Jay-Z recently sat down and did an intevriew with the New York Times. He talked about a lot and the reporter asked him about running on empty. Jay-Z made a great point about not being able to run on empty when your talking about your life. He transition the conversation into the rap game not about proving your authentic and more. Read a snippet of the article below.

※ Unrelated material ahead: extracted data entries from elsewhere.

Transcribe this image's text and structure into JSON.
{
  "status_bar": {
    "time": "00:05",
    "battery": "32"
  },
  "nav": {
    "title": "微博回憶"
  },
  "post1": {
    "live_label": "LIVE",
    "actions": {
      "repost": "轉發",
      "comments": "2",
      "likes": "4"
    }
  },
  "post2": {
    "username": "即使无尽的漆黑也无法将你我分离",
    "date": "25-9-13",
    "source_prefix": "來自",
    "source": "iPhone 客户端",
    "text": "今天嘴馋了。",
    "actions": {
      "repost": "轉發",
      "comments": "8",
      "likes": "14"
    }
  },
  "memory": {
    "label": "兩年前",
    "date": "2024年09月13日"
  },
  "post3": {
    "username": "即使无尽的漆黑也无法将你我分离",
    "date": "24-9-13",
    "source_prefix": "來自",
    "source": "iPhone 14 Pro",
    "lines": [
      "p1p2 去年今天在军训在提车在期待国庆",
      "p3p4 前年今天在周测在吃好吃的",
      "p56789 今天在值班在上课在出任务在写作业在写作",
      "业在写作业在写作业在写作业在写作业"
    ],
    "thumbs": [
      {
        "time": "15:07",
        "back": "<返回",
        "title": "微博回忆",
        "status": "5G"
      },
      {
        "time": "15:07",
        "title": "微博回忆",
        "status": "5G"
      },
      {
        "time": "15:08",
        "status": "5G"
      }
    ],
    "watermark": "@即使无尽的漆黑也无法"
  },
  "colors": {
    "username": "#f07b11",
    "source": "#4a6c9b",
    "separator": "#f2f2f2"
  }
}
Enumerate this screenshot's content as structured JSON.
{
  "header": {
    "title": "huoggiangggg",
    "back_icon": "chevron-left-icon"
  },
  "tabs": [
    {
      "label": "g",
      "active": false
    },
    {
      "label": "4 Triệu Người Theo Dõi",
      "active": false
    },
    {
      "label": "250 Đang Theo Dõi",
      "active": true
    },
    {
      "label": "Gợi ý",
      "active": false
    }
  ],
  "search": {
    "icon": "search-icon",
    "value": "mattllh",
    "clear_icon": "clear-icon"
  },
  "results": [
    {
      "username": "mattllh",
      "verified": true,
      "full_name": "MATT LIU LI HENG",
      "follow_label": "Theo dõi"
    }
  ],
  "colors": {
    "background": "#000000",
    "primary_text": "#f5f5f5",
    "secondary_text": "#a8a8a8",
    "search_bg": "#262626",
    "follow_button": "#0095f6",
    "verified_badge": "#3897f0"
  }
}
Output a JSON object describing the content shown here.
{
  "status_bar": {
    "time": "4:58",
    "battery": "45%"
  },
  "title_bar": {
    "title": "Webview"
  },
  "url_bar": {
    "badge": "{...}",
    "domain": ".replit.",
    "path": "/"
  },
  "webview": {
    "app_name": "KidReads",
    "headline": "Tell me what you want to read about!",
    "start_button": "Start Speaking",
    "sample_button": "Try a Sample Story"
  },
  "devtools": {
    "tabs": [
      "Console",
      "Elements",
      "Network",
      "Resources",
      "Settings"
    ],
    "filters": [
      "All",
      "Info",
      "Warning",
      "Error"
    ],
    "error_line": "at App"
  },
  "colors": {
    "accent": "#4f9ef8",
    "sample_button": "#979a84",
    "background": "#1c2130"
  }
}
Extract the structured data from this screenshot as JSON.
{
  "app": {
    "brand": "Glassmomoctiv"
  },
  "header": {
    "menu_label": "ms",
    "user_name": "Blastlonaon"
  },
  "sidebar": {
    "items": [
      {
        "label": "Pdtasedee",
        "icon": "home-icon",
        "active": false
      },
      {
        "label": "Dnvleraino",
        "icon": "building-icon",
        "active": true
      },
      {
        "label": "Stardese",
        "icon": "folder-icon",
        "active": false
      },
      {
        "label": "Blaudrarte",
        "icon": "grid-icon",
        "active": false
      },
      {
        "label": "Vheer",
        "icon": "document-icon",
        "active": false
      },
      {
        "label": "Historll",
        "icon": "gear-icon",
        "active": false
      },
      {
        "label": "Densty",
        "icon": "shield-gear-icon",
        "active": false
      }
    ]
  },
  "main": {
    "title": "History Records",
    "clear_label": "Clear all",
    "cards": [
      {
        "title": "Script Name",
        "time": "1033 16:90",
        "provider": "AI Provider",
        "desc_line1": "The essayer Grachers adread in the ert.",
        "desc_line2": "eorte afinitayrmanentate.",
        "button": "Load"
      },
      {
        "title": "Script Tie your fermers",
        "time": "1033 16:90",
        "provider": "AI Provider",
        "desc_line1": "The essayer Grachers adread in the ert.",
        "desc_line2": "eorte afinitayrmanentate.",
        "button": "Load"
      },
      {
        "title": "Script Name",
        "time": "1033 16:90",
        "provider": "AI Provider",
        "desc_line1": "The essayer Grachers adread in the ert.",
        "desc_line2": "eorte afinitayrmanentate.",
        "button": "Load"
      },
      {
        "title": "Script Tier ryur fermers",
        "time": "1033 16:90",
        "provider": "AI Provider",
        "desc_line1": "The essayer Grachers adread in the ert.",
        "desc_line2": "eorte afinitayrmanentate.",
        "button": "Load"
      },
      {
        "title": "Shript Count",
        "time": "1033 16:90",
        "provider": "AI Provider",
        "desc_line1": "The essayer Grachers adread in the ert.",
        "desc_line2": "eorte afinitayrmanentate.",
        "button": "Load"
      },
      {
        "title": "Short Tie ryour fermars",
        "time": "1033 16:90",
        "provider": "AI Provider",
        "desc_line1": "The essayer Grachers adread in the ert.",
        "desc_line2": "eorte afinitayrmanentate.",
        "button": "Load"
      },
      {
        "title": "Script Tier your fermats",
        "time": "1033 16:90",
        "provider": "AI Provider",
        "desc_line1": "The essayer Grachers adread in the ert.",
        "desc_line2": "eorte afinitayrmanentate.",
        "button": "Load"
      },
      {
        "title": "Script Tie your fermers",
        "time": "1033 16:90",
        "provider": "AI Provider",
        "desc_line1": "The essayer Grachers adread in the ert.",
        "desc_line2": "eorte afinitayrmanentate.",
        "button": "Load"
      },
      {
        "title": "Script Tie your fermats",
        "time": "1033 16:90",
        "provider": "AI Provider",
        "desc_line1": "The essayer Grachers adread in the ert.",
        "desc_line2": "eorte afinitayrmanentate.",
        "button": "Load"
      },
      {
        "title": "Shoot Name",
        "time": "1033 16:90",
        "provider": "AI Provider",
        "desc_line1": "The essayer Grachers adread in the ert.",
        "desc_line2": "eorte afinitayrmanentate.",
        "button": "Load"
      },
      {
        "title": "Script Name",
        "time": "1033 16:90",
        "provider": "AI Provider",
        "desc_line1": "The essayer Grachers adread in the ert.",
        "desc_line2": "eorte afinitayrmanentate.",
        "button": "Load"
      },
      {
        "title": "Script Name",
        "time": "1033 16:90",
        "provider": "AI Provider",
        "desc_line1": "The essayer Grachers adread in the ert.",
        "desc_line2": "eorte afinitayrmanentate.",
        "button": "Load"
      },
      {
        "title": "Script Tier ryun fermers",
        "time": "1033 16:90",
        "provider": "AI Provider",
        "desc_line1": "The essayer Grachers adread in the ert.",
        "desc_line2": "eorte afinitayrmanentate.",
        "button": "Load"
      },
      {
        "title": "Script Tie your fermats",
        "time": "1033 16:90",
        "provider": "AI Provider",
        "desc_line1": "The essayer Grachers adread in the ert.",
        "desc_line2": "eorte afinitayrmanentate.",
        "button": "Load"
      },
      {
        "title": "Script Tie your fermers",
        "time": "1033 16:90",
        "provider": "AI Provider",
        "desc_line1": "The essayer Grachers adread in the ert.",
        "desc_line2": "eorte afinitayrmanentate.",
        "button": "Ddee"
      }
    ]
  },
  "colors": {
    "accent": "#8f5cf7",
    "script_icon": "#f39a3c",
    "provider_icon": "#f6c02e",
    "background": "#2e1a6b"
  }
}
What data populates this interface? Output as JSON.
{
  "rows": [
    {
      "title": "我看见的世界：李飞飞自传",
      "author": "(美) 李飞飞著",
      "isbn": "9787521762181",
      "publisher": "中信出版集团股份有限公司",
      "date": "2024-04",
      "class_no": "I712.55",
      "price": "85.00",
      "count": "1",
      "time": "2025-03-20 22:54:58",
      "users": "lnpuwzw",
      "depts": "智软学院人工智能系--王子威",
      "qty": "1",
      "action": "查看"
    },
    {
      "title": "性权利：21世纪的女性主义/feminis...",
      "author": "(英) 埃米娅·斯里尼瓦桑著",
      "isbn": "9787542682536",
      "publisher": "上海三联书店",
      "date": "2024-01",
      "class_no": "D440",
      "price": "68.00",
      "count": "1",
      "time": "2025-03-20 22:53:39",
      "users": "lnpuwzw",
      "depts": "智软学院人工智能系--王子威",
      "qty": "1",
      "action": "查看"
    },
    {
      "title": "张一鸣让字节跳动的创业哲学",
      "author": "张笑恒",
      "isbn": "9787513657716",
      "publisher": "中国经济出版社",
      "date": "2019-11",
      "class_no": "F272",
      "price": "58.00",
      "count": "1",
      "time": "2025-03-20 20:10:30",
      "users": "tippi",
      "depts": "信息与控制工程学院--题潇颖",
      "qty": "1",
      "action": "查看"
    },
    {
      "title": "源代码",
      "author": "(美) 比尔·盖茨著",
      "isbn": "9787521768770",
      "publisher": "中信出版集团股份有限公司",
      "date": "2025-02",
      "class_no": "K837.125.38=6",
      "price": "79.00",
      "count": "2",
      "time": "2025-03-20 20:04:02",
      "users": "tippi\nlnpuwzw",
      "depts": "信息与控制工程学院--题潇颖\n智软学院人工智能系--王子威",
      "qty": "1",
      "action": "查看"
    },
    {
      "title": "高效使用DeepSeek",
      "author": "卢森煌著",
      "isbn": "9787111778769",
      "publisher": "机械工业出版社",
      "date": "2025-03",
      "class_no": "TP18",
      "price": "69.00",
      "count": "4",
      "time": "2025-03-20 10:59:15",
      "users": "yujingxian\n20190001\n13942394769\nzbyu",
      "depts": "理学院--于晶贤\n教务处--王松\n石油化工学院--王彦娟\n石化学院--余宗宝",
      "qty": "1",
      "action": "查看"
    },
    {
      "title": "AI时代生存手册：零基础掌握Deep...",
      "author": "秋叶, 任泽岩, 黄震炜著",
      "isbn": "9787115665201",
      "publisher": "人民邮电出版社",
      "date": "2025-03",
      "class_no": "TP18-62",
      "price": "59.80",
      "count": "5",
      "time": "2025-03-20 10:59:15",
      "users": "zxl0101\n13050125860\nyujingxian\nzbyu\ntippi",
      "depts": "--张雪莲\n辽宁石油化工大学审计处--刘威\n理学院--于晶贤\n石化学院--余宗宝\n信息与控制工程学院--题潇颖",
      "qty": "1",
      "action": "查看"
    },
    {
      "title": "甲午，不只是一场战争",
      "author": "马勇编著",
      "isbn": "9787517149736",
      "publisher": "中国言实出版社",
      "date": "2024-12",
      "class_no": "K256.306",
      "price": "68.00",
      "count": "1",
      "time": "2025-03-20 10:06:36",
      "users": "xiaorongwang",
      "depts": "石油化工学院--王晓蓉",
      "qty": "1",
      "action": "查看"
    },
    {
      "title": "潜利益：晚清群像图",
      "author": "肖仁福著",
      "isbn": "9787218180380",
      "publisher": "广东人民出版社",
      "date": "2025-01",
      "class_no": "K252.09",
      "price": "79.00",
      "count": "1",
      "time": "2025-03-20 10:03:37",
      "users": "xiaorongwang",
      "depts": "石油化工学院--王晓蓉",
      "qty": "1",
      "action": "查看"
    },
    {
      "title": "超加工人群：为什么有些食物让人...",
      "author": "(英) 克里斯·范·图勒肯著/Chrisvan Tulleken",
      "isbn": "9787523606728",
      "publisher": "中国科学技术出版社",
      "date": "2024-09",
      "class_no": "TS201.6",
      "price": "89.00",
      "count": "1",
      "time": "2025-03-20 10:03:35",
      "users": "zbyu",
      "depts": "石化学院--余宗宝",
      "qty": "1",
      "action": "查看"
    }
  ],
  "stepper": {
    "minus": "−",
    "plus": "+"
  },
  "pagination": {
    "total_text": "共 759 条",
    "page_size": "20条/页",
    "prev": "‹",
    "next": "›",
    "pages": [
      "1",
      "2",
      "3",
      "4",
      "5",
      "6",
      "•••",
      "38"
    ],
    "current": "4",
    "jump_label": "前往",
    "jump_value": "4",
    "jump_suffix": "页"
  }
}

In the years since his masterpiece “Reasonable Doubt,” the rapper has often been accused of running on empty, too distant now from what once made him real. In “Decoded,” he answers existentially: “How distant is the story of your own life ever going to be?” In the lyrics, practically:
Life stories told through rap/Niggas actin’ like I sold you crack/Like I told you sell drugs, no, Hov’ did that/So hopefully you won’t have to go through that. But can’t a rapper insist, like other artists, on a fictional reality, in which he is somehow still on the corner, despite occupying the penthouse suite? Out hustlin’, same clothes for days/I’ll never change, I’m too stuck in my ways. Can’t he still rep his block? For Jay-Z, pride in the block has been essential and he recognized rap’s role in taking “that embarrassment off of you. The first time people were saying: I come from here — and it’s O.K.” He quotes Mobb Deep: “No matter how much money I get, I’m staying in the projects!” But here, too, he sees change: “Before, if you didn’t have that authenticity, your career could be over. Vanilla Ice said he got stabbed or something, they found out he was lying, he was finished.” I suggested to him that many readers of this newspaper would find it bizarre that the reputation of the rapper Rick Ross was damaged when it was revealed a few years ago that he was, at one time, a prison guard. “But again,” Jay says, “I think hip-hop has moved away from that place of everything has to be authentic. Kids are growing up very differently now.”